Topline Securities is one of the fastest-growing brokerage houses in Pakistan. It has strong Equity Brokerage, Economic/ Equity Research, Commodity Trading and Corporate Finance & Advisory functions.

Topline Securities has been endowed with numerous awards by renowned international financial organizations. The highlights of which consists of the award for ‘Best Local Brokerage House of Pakistan’ by Asiamoney Brokers Poll (the largest Asia-focused equity services provider poll) in 2016 and ‘Best Equity Brokerage House’ by CFA Society Pakistan in 2015.

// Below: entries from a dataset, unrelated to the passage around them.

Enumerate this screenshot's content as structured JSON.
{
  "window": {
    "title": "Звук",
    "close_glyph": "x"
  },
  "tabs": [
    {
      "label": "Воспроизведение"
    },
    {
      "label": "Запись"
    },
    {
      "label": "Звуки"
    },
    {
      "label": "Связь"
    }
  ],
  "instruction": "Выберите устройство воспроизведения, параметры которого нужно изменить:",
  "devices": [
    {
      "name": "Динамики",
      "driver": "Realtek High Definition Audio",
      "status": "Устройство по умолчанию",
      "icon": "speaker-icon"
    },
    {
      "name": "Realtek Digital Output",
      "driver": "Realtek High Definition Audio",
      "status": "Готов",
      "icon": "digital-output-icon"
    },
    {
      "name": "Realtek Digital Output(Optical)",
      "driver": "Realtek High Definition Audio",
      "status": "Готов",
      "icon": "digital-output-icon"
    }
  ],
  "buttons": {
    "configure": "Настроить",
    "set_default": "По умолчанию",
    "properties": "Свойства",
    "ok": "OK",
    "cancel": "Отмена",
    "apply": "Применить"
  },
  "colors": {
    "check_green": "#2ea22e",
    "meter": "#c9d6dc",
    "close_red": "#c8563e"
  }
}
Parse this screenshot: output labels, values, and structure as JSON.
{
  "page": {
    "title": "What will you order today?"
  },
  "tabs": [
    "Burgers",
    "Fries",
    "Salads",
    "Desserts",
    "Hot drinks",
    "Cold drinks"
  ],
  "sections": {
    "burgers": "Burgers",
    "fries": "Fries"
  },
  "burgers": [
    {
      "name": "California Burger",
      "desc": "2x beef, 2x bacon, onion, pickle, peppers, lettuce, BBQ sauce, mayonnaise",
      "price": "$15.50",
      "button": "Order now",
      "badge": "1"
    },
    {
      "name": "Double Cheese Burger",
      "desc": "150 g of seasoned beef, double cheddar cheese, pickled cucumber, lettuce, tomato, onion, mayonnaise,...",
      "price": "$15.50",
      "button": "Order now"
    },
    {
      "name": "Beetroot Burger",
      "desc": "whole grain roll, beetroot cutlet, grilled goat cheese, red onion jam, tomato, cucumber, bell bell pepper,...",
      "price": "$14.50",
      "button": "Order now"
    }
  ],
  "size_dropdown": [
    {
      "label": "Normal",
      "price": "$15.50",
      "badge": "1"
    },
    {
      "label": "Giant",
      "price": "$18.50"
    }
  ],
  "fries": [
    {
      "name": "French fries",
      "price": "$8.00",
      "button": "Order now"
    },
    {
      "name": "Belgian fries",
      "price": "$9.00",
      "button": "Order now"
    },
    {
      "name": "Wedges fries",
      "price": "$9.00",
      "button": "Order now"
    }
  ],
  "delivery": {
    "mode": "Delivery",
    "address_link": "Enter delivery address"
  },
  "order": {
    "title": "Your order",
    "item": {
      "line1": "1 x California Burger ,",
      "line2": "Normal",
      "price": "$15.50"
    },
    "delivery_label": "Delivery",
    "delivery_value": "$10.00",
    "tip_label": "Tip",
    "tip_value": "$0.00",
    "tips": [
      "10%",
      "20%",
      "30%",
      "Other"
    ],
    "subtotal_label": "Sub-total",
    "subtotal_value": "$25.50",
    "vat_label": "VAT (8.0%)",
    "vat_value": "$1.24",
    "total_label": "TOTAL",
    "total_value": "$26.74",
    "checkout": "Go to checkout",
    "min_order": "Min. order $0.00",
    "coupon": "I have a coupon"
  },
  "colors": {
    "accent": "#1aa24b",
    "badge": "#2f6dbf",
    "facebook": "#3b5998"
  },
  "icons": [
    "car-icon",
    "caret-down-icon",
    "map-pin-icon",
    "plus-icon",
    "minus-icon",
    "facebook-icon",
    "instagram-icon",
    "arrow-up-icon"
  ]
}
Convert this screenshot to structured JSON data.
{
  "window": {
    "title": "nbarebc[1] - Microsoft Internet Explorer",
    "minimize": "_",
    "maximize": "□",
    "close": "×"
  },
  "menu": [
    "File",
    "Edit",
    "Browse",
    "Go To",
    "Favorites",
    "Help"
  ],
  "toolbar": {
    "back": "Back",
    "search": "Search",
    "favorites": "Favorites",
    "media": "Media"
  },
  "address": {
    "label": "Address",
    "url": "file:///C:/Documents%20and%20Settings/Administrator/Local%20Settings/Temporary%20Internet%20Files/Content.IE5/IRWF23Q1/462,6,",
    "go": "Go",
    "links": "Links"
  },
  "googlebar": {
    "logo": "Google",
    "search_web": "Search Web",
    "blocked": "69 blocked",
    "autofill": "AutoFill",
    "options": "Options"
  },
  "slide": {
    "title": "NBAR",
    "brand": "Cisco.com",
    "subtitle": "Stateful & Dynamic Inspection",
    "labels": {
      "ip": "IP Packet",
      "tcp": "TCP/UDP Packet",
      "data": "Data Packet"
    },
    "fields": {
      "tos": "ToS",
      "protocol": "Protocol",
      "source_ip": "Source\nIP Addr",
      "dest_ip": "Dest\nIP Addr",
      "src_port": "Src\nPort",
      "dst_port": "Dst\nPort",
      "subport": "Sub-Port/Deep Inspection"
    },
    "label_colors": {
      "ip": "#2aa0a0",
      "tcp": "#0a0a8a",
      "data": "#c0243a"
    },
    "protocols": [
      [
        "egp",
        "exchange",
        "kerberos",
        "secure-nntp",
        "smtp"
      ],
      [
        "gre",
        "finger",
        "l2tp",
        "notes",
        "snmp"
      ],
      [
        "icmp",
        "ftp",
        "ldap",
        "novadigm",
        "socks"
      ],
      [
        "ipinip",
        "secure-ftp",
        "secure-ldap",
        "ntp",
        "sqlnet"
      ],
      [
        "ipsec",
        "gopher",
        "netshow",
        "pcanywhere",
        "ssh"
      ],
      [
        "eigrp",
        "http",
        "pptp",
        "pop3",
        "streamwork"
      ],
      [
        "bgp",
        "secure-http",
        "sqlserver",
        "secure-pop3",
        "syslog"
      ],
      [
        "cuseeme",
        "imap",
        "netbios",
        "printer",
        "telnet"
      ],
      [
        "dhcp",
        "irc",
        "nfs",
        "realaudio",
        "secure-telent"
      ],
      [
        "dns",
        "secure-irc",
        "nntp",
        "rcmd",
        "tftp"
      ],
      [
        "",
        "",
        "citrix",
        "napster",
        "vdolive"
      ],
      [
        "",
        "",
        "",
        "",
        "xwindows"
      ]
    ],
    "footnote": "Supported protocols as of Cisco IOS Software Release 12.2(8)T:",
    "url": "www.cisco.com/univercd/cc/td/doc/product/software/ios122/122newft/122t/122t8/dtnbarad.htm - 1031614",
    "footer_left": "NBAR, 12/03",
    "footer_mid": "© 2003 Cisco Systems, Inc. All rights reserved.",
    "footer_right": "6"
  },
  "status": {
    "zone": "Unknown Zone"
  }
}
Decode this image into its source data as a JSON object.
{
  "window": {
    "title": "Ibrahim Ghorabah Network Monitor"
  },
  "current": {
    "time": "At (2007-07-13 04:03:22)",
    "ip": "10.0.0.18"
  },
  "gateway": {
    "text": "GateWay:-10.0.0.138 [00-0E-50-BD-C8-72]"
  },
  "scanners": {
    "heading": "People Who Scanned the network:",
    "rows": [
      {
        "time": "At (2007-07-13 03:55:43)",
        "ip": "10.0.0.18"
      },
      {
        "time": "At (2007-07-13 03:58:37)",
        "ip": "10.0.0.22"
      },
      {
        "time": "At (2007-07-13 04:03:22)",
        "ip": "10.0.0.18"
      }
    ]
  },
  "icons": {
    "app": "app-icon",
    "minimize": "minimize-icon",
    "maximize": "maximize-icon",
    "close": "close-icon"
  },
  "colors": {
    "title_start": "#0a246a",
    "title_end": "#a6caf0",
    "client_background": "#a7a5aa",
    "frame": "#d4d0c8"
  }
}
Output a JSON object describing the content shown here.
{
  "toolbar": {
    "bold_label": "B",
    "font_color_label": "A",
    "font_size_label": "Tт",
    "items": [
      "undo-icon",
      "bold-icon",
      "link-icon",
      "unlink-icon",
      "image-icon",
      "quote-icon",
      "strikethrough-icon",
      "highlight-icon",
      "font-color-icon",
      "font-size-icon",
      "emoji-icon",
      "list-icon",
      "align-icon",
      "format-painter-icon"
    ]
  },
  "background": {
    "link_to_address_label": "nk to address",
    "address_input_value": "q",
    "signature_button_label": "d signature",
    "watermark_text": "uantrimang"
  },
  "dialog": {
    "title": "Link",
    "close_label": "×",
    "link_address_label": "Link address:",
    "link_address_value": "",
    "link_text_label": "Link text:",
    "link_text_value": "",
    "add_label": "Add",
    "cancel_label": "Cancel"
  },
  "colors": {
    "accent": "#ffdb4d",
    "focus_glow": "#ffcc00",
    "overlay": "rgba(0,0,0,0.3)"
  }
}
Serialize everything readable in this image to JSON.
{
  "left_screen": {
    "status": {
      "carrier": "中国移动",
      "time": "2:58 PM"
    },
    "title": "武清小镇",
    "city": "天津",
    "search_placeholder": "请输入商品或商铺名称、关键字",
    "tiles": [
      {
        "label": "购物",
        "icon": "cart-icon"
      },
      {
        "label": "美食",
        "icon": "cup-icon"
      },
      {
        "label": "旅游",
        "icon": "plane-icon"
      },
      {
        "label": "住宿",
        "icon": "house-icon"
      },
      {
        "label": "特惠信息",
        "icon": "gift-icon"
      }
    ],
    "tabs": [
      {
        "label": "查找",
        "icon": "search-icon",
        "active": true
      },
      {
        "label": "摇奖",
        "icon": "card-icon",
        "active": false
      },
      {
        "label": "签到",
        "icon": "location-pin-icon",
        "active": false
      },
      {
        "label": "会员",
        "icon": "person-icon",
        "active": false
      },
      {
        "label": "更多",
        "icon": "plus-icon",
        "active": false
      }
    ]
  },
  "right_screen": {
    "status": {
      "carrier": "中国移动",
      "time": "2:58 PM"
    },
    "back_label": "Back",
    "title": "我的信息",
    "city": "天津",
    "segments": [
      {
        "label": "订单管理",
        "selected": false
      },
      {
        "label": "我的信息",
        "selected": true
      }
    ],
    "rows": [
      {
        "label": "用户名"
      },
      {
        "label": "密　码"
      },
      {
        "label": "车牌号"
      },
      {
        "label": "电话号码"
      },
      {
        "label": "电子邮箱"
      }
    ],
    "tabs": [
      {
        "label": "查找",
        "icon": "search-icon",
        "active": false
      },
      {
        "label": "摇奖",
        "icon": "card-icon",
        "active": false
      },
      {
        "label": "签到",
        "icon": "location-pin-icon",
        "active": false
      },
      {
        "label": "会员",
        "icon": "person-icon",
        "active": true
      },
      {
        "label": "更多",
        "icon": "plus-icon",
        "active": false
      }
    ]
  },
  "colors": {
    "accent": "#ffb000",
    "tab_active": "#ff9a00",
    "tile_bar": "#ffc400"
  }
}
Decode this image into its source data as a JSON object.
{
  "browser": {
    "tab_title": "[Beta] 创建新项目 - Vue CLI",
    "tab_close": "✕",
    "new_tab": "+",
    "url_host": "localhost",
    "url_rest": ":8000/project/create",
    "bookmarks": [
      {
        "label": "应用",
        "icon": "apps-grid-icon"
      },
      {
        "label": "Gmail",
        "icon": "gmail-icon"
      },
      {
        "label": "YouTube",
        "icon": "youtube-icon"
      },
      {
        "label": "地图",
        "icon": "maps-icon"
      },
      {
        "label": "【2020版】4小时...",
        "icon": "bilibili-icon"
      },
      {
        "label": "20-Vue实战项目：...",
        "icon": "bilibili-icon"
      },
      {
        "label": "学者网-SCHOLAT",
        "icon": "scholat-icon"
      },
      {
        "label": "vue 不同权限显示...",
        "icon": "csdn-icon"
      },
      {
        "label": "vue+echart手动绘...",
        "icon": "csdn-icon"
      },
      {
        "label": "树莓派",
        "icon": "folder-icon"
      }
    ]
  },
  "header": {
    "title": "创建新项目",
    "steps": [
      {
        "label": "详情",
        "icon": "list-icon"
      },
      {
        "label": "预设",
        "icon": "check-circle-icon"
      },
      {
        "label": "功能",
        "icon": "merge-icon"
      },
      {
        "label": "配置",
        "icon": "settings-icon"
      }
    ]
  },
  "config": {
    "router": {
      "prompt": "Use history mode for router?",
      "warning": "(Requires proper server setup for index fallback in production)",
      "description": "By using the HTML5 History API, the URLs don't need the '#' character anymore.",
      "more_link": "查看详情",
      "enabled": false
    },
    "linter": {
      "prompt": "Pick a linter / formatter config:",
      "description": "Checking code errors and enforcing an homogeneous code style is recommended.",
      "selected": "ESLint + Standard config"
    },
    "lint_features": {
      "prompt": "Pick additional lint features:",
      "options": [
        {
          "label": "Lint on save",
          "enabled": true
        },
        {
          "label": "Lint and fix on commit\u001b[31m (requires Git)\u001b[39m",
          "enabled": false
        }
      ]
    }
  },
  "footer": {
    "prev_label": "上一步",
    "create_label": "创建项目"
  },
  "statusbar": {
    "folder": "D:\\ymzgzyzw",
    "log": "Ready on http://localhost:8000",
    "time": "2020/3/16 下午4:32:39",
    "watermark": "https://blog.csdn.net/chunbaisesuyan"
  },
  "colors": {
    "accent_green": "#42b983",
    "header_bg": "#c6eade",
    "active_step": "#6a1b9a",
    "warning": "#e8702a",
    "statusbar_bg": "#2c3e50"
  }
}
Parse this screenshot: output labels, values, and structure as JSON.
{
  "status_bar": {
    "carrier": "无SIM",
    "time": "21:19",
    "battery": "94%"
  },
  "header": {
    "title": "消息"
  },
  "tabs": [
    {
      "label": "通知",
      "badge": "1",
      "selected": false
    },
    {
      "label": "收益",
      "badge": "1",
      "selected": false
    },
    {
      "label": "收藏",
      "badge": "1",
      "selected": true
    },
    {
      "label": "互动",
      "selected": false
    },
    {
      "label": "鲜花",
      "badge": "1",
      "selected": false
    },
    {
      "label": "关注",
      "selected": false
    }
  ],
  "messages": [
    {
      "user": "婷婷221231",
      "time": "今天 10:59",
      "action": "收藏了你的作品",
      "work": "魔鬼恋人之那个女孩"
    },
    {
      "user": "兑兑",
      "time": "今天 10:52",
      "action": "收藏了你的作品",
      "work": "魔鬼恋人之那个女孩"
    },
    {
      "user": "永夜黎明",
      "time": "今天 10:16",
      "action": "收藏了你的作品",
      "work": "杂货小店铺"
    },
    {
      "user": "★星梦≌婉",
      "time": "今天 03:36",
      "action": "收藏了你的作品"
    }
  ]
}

Previously, Topline Securities held the title for ‘Best Brokerage House’ for 4 consecutive years (2011-2014) by Asiamoney Brokers Poll. Other awards include the ‘Best Salesperson’ award by Asiamoney for 6 consecutive years (2011-2016), the ‘Arabia Fast Growth 500’ award and ‘Pakistan Fast Growth 100’ award in 2012 and 2013 by AllWorld Network.

JCR-VIS, a credit rating agency providing independent rating services in Pakistan has assigned initial rating of “A-2” for short term and “A” for long term to Topline Securities. Topline Securities is registered as Underwriter, Book Runner and Research Entity with Securities & Exchange Commission of Pakistan (SECP).